On Thursday, the full Senate convened for a voting session and approved legislation that would provide financial assistance for educators who teach STEM subjects.  It also advanced a bill aimed at strengthening public school districts’ gifted and talented programs.  A summary of both bills follows below.

STEM Teacher Loan Redemption

The Senate unanimously approved S-1832 which establishes a loan redemption and tuition reimbursement program for public school teachers who teach STEM (science, technology, engineering and math) classes.  Under the loan redemption program, the redemption of loans will equal 25% of the participant’s eligible student loan expenses, up to $5,000, in return for each consecutive year of full-time employment as a teacher of a STEM subject area in a public school.  The total amount of eligible student loan expenses which may be redeemed under the program, for four full school years, cannot exceed $20,000.  The program will provide for the loan redemption following the fourth consecutive year of full-time employment.

The bill directs the N.J. Higher Education Student Assistance Authority (HESAA) to give priority to teachers of STEM subjects employed in a low-performing public school.  The bill defines a “low- performing public school” as one in which either:

1) in the prior two school years, the sum of the percent of students scoring in the “not yet meeting expectations” and “partially meeting expectations” categories in both the language arts and mathematics subject areas exceeded 40%, or

2) in the prior two school years, the sum of the percent of students scoring in these categories in either the language arts or mathematics subject areas exceeded 65%.

The tuition reimbursement program will provide for the reimbursement of a portion of the eligible tuition expenses incurred by a program participant in completing a master’s degree or Ph.D. program in a STEM subject or in completing 30 credits in a coherent sequence of courses in a STEM subject.  An eligible participant for tuition reimbursement must teach STEM classes at a public school for four years to receive the reimbursement.

NJSBA supports the legislation, which has yet to be taken up in the Assembly.

Strengthening Gifted & Talented Education

A-4710/S-3258, known as the “Strengthening Gifted and Talented Education Act,” establishes various school district responsibilities in educating gifted and talented students.

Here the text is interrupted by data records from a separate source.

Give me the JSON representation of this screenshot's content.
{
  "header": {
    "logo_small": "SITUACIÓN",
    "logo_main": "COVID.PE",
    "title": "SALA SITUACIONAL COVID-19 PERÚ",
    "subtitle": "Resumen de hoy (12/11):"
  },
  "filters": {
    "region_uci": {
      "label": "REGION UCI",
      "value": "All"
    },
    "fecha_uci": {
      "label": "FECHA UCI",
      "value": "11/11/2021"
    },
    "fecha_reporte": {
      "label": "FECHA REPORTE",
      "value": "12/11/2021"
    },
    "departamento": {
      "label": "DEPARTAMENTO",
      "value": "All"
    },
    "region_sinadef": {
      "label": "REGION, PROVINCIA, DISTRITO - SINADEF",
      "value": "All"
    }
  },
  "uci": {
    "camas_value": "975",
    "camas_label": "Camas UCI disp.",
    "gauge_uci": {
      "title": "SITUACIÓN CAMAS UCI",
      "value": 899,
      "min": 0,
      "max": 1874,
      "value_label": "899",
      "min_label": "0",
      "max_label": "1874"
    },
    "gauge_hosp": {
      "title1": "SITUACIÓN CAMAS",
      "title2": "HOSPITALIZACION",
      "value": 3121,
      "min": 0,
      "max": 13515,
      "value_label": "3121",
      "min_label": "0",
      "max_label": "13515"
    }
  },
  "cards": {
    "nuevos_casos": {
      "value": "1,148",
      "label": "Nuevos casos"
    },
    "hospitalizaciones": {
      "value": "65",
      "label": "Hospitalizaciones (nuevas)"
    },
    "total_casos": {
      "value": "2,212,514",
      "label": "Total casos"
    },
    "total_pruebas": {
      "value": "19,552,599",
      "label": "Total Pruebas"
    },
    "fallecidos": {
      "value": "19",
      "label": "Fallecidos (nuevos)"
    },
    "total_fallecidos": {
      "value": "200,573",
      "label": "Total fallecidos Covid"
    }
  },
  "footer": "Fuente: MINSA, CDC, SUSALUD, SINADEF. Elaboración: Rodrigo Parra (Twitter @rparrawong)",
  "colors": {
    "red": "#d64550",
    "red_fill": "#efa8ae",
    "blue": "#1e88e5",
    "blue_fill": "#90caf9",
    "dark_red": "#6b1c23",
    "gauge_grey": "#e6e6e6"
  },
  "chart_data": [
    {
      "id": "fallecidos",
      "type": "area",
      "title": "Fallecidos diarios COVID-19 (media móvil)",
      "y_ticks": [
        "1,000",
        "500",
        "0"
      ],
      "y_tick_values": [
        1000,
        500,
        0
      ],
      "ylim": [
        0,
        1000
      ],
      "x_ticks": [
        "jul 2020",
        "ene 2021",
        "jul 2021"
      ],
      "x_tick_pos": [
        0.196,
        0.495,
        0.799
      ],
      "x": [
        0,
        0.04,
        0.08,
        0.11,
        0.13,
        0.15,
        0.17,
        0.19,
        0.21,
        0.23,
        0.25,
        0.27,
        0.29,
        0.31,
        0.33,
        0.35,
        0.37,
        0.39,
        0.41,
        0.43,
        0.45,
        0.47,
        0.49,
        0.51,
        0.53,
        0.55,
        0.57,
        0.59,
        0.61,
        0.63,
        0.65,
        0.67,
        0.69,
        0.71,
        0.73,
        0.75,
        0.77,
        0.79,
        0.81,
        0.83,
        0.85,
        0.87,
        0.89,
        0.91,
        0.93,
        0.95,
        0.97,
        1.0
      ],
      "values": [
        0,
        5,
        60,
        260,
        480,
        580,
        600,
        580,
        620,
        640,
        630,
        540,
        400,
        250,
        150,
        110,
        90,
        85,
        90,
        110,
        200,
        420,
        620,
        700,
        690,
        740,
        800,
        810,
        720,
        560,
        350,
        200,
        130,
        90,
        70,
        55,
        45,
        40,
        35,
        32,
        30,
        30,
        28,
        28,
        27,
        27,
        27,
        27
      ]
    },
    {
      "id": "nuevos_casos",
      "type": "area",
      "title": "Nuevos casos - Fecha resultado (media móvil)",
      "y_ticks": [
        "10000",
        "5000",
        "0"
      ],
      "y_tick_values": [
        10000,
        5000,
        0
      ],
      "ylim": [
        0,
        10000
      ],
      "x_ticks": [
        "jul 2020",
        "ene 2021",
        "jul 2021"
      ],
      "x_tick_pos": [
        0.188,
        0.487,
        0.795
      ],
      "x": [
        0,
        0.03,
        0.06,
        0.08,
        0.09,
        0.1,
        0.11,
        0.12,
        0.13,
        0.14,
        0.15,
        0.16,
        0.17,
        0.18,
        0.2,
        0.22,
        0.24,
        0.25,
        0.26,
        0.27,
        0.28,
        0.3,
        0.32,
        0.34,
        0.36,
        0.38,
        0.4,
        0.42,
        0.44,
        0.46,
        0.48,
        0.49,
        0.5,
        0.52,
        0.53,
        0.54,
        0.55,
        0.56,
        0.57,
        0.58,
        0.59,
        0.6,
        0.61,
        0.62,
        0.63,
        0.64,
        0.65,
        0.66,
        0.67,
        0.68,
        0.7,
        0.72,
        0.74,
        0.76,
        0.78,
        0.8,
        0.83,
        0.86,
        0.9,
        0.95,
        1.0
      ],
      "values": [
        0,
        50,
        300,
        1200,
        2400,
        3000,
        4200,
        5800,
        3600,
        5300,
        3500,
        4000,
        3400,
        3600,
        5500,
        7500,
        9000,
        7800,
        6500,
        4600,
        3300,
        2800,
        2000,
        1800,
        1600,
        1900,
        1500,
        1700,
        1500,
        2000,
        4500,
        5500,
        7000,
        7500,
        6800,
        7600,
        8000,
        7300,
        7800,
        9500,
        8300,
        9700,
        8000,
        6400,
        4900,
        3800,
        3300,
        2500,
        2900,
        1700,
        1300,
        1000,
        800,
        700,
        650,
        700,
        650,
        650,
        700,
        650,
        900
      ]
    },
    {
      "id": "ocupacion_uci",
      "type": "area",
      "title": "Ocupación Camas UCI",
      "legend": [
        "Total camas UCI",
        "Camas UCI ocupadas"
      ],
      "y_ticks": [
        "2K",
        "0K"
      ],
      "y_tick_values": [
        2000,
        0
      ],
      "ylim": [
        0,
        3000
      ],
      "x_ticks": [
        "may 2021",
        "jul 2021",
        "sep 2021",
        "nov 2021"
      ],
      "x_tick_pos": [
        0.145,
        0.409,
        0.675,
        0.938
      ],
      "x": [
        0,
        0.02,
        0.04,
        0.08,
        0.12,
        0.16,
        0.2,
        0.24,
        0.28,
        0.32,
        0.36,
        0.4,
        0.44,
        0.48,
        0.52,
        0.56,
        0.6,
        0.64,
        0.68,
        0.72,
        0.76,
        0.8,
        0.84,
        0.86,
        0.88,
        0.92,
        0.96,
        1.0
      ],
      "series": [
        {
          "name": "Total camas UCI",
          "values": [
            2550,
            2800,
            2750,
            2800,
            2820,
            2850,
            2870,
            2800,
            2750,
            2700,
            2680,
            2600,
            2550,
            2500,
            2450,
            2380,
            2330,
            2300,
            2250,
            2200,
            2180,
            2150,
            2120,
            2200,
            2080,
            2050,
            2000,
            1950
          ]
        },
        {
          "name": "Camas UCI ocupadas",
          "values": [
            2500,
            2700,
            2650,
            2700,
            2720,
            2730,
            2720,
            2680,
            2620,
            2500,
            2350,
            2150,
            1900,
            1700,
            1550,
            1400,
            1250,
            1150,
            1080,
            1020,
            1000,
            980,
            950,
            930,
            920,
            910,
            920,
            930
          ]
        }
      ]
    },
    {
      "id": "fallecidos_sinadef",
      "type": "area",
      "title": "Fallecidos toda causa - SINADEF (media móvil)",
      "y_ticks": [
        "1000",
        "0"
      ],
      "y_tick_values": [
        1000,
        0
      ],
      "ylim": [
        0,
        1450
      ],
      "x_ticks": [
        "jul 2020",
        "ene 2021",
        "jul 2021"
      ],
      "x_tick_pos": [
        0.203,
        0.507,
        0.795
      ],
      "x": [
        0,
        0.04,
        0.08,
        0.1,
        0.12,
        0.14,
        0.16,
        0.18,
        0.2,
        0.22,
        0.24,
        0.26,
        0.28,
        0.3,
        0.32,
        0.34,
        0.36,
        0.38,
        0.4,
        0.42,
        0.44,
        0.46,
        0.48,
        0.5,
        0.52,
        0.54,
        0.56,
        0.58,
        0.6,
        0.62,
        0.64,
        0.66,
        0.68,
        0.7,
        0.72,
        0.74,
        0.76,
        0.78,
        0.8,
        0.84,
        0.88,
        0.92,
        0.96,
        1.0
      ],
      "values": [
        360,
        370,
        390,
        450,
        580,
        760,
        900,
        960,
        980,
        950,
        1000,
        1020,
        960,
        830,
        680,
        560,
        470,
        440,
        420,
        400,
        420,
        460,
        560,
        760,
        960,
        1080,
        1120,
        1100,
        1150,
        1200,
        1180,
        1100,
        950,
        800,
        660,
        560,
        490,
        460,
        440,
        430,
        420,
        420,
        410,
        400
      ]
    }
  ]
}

The bill codifies a provision in existing regulations that requires boards of education to ensure appropriate instructional adaptations and educational services are provided to gifted and talented students in kindergarten through grade 12 to enable them to participate in, benefit from, and demonstrate knowledge and application of the New Jersey Student Learning Standards.  Under the bill, a school district would be required to:

  • ensure that appropriate instructional adaptations are designed for gifted and talented students;
  • make provisions for an ongoing identification process for gifted and talented students that includes multiple measures to identify student strengths in intellectual ability, creativity, or a specific academic area;
  • develop and document appropriate curricular and instructional modifications used for gifted and talented students indicating content, process, products, and learning environment;
  • take into consideration the gifted programming standards, position statements, and white papers of the National Association for Gifted Children in identifying and serving gifted and talented students;
  • provide the time and resources to develop, review, and enhance instructional tools with modifications for helping gifted and talented students acquire and demonstrate mastery of the required knowledge and skills specified by the standards in one or more content areas at the instructional level of the student, not just the student’s grade level; and
  • actively assist and support professional development for teachers, educational services staff, and school leaders in the area of gifted and talented instruction.

The bill also requires the N.J. Commissioner of Education to appoint a coordinator for gifted and talented services, who will be responsible for providing support by identifying and sharing research and resources to school districts as they develop, implement, and review their local gifted and talented services.  The coordinator will also be responsible for reviewing the information about gifted and talented services provided by each school district to support the bill’s implementation. Every school district will be required to file periodically with the coordinator a report that includes various information regarding its gifted and talented services.

The bill requires the commissioner of education to develop a protocol by which any individual who believes that a school district has not complied with the provisions of the legislation may file a complaint with the board of education.  The board shall issue a decision, in writing, to affirm, reject, or modify the district’s action in the matter. Such a decision may be appealed to the commissioner of education.

The bill also requires school districts to post detailed information on their websites regarding the policies and procedures used to identify students as gifted and talented and the continuum of services offered within the district.

The bill now returns to the General Assembly, which approved a previous version of the bill in May.  If passed and signed by Gov. Murphy, the measure would go into effect in the 2020-2021 school year.  NJSBA supports the bill.